Daniel Ospina  pfp
Daniel Ospina
@danielo
Startup fundraising is broken. When you ask most entrepreneurs what they want, you'll get something like "build a great company", "make good money", "make the world better" and "have the freedom to work on what I like". I ask them, would a $100 million company make you happy? The answer is often yes. If I ask them, would you trade that for a significantly smaller chance of it becoming a $10bn company? the answer is most frequently no. For most entrepreneurs, a 100mn company is already a great company, freedom, positive impact, and great money. Taking additional risk and making extra compromises to get a chance to go to 10bn is just not appealing for most.
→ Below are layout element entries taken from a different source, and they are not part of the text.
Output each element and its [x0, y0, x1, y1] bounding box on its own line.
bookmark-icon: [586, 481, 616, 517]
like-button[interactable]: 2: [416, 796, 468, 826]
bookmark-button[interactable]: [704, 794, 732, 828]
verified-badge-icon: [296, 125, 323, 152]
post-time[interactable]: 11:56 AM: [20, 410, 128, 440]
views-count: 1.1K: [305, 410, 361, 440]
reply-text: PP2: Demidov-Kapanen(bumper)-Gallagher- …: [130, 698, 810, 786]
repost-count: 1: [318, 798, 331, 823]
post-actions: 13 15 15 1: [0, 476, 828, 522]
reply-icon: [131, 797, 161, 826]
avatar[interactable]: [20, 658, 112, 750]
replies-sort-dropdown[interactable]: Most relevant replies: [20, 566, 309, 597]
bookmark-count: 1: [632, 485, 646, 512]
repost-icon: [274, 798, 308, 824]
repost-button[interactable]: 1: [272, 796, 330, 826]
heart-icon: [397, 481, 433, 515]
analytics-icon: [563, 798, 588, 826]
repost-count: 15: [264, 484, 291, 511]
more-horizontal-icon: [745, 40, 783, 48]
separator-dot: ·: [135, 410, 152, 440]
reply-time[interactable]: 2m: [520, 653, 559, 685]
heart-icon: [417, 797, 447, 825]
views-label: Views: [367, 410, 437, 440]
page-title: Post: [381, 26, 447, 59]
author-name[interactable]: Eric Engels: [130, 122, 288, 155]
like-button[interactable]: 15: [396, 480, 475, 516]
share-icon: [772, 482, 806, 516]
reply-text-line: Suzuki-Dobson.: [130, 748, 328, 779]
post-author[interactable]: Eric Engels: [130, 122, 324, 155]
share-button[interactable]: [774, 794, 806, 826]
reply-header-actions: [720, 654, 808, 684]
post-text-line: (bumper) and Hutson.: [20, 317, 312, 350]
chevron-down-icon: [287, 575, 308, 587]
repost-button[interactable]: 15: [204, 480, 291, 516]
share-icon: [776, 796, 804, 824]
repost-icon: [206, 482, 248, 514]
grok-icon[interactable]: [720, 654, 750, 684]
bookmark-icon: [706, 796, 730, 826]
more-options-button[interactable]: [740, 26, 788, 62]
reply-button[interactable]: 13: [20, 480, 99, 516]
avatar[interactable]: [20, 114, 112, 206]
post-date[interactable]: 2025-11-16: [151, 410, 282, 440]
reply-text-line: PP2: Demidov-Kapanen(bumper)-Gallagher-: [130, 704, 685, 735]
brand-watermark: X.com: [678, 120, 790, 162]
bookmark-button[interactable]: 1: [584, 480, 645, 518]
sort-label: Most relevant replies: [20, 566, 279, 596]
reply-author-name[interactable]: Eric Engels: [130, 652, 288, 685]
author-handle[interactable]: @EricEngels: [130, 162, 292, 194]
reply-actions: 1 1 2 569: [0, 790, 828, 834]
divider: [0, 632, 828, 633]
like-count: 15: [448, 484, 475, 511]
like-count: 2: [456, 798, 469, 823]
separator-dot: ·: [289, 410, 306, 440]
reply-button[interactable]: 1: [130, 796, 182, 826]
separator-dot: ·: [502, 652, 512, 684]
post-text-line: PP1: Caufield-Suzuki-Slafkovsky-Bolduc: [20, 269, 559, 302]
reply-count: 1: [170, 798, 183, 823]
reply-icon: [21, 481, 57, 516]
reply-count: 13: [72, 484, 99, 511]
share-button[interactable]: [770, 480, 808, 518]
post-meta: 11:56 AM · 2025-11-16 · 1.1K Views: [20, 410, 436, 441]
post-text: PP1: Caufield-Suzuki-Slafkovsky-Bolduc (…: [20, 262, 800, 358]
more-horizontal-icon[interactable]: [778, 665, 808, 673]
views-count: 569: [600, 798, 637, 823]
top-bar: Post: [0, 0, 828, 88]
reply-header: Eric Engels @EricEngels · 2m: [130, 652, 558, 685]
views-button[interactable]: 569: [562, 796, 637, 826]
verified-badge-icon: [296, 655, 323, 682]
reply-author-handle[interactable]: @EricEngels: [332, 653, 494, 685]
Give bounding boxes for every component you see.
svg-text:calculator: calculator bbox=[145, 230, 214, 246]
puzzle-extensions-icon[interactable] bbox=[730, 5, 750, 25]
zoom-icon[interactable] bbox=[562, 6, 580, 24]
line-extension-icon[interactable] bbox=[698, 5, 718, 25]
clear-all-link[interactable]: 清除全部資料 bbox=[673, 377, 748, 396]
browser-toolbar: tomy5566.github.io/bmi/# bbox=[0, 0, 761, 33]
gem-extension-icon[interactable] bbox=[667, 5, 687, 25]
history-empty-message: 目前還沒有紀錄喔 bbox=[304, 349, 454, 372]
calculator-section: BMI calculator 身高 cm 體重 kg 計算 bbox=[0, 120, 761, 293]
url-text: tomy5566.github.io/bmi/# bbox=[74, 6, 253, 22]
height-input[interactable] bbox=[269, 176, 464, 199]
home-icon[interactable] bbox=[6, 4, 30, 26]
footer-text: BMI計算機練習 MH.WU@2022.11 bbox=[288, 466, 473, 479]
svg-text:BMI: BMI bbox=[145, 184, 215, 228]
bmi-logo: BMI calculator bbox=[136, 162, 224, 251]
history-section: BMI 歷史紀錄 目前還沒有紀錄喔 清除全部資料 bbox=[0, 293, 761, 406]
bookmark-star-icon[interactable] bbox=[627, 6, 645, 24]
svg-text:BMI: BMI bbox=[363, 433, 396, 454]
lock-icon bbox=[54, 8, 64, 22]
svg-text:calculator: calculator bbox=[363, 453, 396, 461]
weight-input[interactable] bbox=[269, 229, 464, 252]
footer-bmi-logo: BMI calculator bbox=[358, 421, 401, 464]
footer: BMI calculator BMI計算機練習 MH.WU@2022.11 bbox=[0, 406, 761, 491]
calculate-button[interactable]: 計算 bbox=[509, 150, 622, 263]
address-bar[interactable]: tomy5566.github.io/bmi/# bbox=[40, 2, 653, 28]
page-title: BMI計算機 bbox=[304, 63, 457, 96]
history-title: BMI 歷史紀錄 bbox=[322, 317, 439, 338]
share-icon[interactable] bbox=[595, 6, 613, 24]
It's not about talent or ambition, I'm talking here about talented founders, many of whom go to create solid companies.
3 replies
0 recast
3 reactions

Daniel Ospina  pfp
Daniel Ospina
@danielo
Yet, that's the wrong answer for most investors. If these founders want to raise, they need to lie or make a choice they dislike! Most investors out there only fund billion dollar opportunities. Most of their bets will fail. Only a lucky few founders will make it really big to carry the weight of the whole portfolio. For most startups, VC funding is statistically speaking a suicidal bet. Most would prefer something else. We've been psy-oped into believing this is the only way a fund can get ROI. But that's just not true! there are examples like the Calm Company Fund and Tiny who have proven this. I believe we've seen peak VC. Too much capital was allocated to moonshot bets, and we have left a whole generation of founders with very limited choices, leading to a lot of frustration and ultimately poor ROI for investors too. Trying to fit a square peg in a round hole has never been a good strategy.
1 reply
0 recast
2 reactions

links 🏴 pfp
links 🏴
@links
Note that a $100M company is likely doing $10M/yr in revenue. Most first-time startup founders don’t realize this either. I find if I ask them to describe the company (ie number of people, how much money they make, etc), they usually end up at a $10M/yr business. VC has turned into the only route that founders consider, but grant/bootstrap/angel are also options
0 reply
0 recast
4 reactions

Trigs pfp
Trigs
@trigs
It's so true! This is why I love the public goods ecosystem, and why I think we're heading into a new phase of funding options. Micro-investment accelerators like RnDAO and @orangedao are gonna change the game for small startups! Excited to see @octant going this direction as well!